Yuan processor is a simple 32-bit RISC system. I implement assembler, linker , emulator , debugger and dis-assembler for it using ruby programming language just for fun.
0. Quick Play
assemble and run
$ ./assembler.rb asm/sum100.asm $ ./yuan_cpu.rb
dis-assemble and debug the binary file
$ ./disa.rb $ ./debugger.rb > b 4 > r > q
run all tests
$ ./test.rb Finished in 0.131666 seconds. 8 tests, 34 assertions, 0 failures, 0 errors
1. Instruction Format
Yuan has 8 general-purpose registers (form r1 to r8) and 2 special registers (ip and sp). All registers are 32-bit wide. Every instruction is four bytes long and has the form
OP X , Y , Z .
The first byte of the instruction is the op code, and the remainder is the operands. If the amount of operands is less than 3, the blank position will be filled by 0. Almost all instruction's operands are register except LOADi, MOVi, SAVEi, CALL and BRANCH. The last operand is always the destination address.
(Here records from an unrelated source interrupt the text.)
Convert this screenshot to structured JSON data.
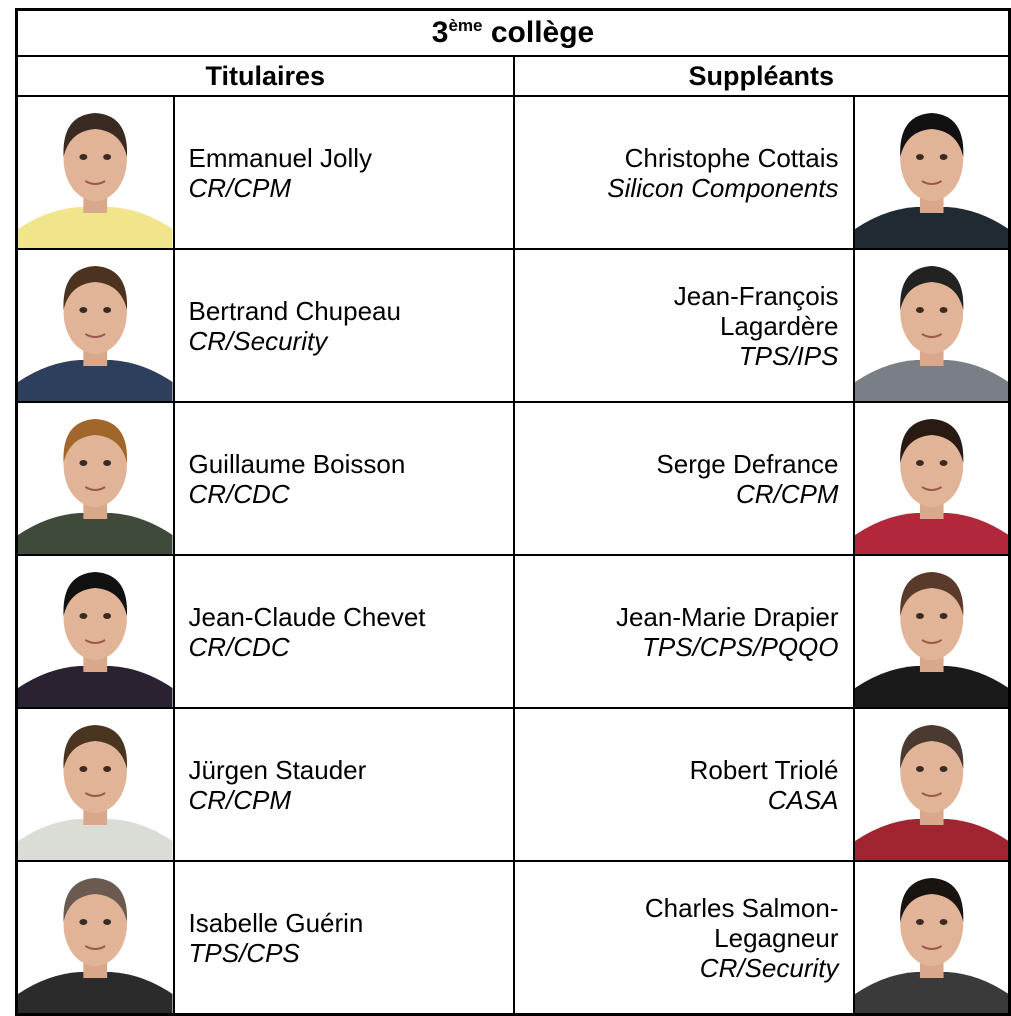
{
  "title": {
    "number": "3",
    "superscript": "ème",
    "text": "collège"
  },
  "headers": [
    "Titulaires",
    "Suppléants"
  ],
  "rows": [
    {
      "titulaire": {
        "name": [
          "Emmanuel Jolly"
        ],
        "unit": "CR/CPM"
      },
      "suppleant": {
        "name": [
          "Christophe Cottais"
        ],
        "unit": "Silicon Components"
      }
    },
    {
      "titulaire": {
        "name": [
          "Bertrand Chupeau"
        ],
        "unit": "CR/Security"
      },
      "suppleant": {
        "name": [
          "Jean-François",
          "Lagardère"
        ],
        "unit": "TPS/IPS"
      }
    },
    {
      "titulaire": {
        "name": [
          "Guillaume Boisson"
        ],
        "unit": "CR/CDC"
      },
      "suppleant": {
        "name": [
          "Serge Defrance"
        ],
        "unit": "CR/CPM"
      }
    },
    {
      "titulaire": {
        "name": [
          "Jean-Claude Chevet"
        ],
        "unit": "CR/CDC"
      },
      "suppleant": {
        "name": [
          "Jean-Marie Drapier"
        ],
        "unit": "TPS/CPS/PQQO"
      }
    },
    {
      "titulaire": {
        "name": [
          "Jürgen Stauder"
        ],
        "unit": "CR/CPM"
      },
      "suppleant": {
        "name": [
          "Robert Triolé"
        ],
        "unit": "CASA"
      }
    },
    {
      "titulaire": {
        "name": [
          "Isabelle Guérin"
        ],
        "unit": "TPS/CPS"
      },
      "suppleant": {
        "name": [
          "Charles Salmon-",
          "Legagneur"
        ],
        "unit": "CR/Security"
      }
    }
  ]
}
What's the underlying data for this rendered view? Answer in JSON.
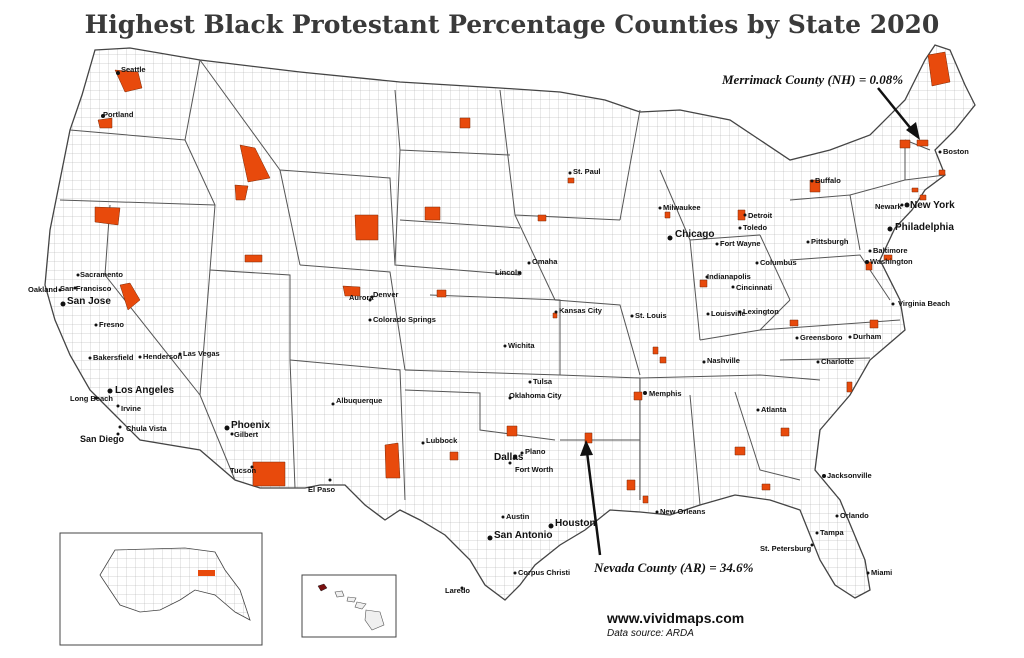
{
  "title": "Highest Black Protestant Percentage Counties by State 2020",
  "colors": {
    "highlight": "#e84a0c",
    "land": "#f0f0f0",
    "border": "#555555",
    "county": "#9a9a9a"
  },
  "annotations": [
    {
      "id": "nh",
      "text": "Merrimack County (NH) = 0.08%"
    },
    {
      "id": "ar",
      "text": "Nevada County (AR) = 34.6%"
    }
  ],
  "footer": {
    "url": "www.vividmaps.com",
    "source": "Data source: ARDA"
  },
  "cities": [
    "Seattle",
    "Portland",
    "Sacramento",
    "Oakland",
    "San Francisco",
    "San Jose",
    "Fresno",
    "Bakersfield",
    "Henderson",
    "Las Vegas",
    "Los Angeles",
    "Long Beach",
    "Irvine",
    "Chula Vista",
    "San Diego",
    "Phoenix",
    "Gilbert",
    "Tucson",
    "El Paso",
    "Albuquerque",
    "Aurora",
    "Denver",
    "Colorado Springs",
    "Lubbock",
    "Dallas",
    "Plano",
    "Fort Worth",
    "Oklahoma City",
    "Tulsa",
    "Wichita",
    "Kansas City",
    "Omaha",
    "Lincoln",
    "St. Paul",
    "Milwaukee",
    "Chicago",
    "Detroit",
    "Toledo",
    "Fort Wayne",
    "Indianapolis",
    "Columbus",
    "Cincinnati",
    "Louisville",
    "Lexington",
    "St. Louis",
    "Nashville",
    "Memphis",
    "Atlanta",
    "Jacksonville",
    "Orlando",
    "Tampa",
    "St. Petersburg",
    "Miami",
    "New Orleans",
    "Austin",
    "Houston",
    "San Antonio",
    "Corpus Christi",
    "Laredo",
    "Greensboro",
    "Durham",
    "Charlotte",
    "Virginia Beach",
    "Washington",
    "Baltimore",
    "Philadelphia",
    "Newark",
    "New York",
    "Pittsburgh",
    "Buffalo",
    "Boston"
  ]
}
For Example:
"ADD r1, r2, r3" means r3 = r1 + r2. The binary code is "8 1 1 1", which is a big-endian fashion.
"LOADi 8, r1" means load 4 bytes form memory address between 8 to 12 to register r1. The binary code is "0xc 0 8 1".
Because we only use 2 byte to hold the address, so the maximal addressable memory currently is 2^16 bytes (will be fixed).
2. Memory Layout
- The system begin execution at memory address 0.
- The first part of the memory is the code segment and then followed by data segment and rodata segment.
- The stack's base address is 0xF000 and is increased upward.
- There is no boundary check for memory access.
3. Object File Representation
- The Object File is seperated to three parts: the binary file, the symbol define file and the symbol use file.
- The binary file's structure is same as the main memory, aka. [code / data / rodata]. So it can be load to memory and run directly.
- The symbol define file record the address of symbols. the "address | symbol type | symbol name". it's suffix is "map".
- The symbol use file record which address use(point to) which symbol. so we can use it to help us relocate symbols in linker. it's suffix is "use".
4. Call Convention
- function parameters are passed through r4-r1 registers. If the parameters' amount is larger than 4, then the rest parameters are passed through the stack.
- r5-r8 are called saved registers.
the return value is save in the r1 register.